To be eligible to contribute to a HSA, the health plan must have a deductible of at least $1,300 for individual coverage and $2,600 for family coverage.
The maximum HSA contribution for 2017 is $3,400 for individuals and $6,750 for family coverage. If you are over 55, you may add an extra $1,000/year to your account (like a catch-up contribution to an IRA or 401k plan).
High Deductible Plan Renewal Considerations
The most important consideration is your expected health needs next year.
A high deductible plan is not as attractive the more health care you use. You are responsible for the cost of these services until you’ve met your deductible.
It may be a better option to enroll in a plan with a lower deductible and a higher premium if you expect high medical expenses. Moreover, if you don’t have a balance in your HSA or you don’t expect to fund the HSA in 2017 then it may not make sense to renew your high-deductible plan.

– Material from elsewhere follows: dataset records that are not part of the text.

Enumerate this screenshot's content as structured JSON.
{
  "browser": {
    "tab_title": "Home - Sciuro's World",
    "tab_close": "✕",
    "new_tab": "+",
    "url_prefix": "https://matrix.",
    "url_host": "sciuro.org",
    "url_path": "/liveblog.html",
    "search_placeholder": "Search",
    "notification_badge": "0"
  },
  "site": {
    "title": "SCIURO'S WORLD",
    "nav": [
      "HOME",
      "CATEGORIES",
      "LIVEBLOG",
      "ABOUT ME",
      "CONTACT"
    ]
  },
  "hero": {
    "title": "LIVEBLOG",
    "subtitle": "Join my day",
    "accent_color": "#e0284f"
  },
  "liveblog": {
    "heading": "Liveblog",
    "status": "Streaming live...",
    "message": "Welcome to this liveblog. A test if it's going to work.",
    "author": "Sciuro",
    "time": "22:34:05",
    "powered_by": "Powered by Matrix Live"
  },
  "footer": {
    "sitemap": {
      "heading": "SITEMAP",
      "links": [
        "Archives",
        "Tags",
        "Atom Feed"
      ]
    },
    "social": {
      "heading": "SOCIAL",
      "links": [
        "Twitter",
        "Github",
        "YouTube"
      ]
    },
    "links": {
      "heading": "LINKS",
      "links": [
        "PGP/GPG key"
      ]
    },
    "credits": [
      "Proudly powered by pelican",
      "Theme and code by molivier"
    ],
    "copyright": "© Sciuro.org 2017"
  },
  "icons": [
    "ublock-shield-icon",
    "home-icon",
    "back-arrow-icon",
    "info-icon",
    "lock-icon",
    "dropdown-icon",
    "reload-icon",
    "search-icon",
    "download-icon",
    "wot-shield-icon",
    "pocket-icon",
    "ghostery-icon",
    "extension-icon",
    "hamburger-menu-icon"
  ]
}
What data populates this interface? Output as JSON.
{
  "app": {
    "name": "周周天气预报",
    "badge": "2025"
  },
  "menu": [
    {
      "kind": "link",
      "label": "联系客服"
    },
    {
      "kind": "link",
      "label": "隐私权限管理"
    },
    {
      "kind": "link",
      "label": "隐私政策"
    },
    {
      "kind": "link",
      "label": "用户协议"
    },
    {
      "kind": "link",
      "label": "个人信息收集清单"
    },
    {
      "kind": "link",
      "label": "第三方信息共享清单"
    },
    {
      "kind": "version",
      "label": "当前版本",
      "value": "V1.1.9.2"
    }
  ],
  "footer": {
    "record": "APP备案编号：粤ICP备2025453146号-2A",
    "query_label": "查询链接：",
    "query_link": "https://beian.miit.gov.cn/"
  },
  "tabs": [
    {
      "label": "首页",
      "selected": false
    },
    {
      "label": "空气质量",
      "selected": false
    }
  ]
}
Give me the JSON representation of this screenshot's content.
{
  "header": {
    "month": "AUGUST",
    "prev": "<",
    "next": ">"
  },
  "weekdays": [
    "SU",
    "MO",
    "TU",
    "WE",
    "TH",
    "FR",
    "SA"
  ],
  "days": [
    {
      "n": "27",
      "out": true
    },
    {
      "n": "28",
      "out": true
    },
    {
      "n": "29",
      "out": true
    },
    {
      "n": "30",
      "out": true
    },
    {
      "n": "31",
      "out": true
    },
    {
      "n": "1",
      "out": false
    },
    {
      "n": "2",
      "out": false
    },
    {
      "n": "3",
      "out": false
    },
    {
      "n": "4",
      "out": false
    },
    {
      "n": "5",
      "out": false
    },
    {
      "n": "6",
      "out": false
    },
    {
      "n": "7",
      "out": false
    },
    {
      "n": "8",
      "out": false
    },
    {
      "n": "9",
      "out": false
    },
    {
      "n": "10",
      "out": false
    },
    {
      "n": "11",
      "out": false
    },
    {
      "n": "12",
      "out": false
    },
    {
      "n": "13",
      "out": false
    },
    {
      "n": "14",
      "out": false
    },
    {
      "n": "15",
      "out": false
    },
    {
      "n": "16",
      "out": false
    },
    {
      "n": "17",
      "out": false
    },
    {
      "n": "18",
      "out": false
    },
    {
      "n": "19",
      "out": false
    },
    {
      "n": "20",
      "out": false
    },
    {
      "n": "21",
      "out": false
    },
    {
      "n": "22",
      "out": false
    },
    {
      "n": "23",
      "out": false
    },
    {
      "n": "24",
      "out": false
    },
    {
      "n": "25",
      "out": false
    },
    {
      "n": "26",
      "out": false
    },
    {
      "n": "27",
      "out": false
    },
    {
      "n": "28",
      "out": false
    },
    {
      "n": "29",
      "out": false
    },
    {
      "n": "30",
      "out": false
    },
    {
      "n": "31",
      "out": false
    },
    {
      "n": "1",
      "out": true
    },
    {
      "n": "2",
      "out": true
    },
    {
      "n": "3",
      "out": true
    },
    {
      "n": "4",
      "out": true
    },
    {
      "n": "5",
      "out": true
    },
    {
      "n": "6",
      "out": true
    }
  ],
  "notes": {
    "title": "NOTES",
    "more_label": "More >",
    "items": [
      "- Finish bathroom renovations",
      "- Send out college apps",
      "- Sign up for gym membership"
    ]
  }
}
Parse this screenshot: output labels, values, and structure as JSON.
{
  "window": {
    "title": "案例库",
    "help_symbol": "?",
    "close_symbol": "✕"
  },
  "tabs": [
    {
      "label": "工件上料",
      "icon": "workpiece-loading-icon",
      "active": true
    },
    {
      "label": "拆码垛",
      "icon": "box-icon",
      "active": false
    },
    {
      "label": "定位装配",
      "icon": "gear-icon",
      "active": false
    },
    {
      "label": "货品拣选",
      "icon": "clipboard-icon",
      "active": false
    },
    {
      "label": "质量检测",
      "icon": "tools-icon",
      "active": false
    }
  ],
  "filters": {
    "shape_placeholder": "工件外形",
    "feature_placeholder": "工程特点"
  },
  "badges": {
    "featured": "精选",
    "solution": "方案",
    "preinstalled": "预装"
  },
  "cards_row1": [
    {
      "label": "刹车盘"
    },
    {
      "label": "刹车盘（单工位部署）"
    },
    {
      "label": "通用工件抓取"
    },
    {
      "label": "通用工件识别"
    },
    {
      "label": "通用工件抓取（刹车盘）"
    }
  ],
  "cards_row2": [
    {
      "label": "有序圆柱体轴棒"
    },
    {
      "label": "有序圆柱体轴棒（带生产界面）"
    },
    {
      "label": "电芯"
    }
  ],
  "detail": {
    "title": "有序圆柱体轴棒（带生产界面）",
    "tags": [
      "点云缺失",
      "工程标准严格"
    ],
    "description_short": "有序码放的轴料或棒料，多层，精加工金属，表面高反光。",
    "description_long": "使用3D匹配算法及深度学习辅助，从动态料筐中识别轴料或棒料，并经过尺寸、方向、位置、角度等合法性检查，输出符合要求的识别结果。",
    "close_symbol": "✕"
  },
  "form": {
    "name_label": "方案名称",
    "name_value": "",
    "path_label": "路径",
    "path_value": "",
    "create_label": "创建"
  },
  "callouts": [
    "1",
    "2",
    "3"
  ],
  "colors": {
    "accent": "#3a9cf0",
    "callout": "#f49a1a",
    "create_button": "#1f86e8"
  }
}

Determine the annual premium savings compared to the plan with the closest lower deductible.
The monthly premium for a high deductible plan is lower than a comparable plan with a lower deductible.
High deductible plans become more attractive the greater the premium savings because you can contribute the premium savings to your HSA.
High deductible plans also make more sense if you can contribute the annual maximum to your HSA ($3,400 individual / $6,750 family). These are not use or lose dollars. You keep building them year after year.
Renew your high deductible plan if you have the deductible amount in your HSA already.
I don’t see how it would make sense to buy a lower deductible plan with a higher premium if you have your plan’s deductible in your HSA. Continue to fund your HSA with the premium savings and renew your high deductible plan.
My Renewal Decision
I have used a high deductible health plan for the last two years (2015 and 2016). I contributed the annual maximum to my HSA.
In early 2016 I had cataract surgery in my left eye that cost me $2,700. I used my HSA dollars to pay these expenses.
My 2017 renewal decision involved knowing that I will need to have surgery in the right eye. I just don’t know when.
I am waiting to do the surgery mainly because my vision is fine. And, more important, there are no risk-free interactions with our health care system. So I didn’t want to rush into it.
But I could potentially be on the hook for another $2,700 (the cost of the right eye) in 2017 assuming no other health issues.
I shopped for a high deductible plan with a lower deductible. My current plan for 2017 has a $5,000 deductible. The next lower deductible plan is one with a $2,000 deductible.
I could buy a plan with a $500 deductible, but I wouldn’t be able to use a HSA because the deductible must be $1,300 or more to qualify for a HSA.
The premium savings from my current plan are $1,044/year for the $2,000 deductible plan and $2,832/year for the $500 deductible plan.
If I pay $1,044 more in premiums for the $2,000 deductible plan, I will save $700 if I have the surgery ($2,700 surgery costs – $2,000 deductible). I’ll still have to pay the $2,000. This tradeoff (pay $1,044 and save $700) is not in my favor.
Likewise, if I pay $2,832 more in premiums for the $500 deductible plan, I will save $2,200 if I have the surgery ($2,700 surgery costs – $500 deductible). This trade-off (pay $2,832 and save $2,200) is worse than the plan with a $2,000 deductible. Plus, I wouldn’t be able to contribute to my HSA for future use. This didn’t seem the way to go. I would be over paying for coverage that I may not need.
I decided to buy the plan with the $5,000 deductible and to contribute the maximum to the HSA. If I need the surgery then I won’t be out any more money than if I had bought the lower deductible plan. But I if I don’t need the surgery then I am better off with a fatter HSA at the end of 2017.
In sum, decide whether to renew your policy by balancing your expected health care needs with the premium savings and the amount you can contribute to your HSA and your current HSA balance.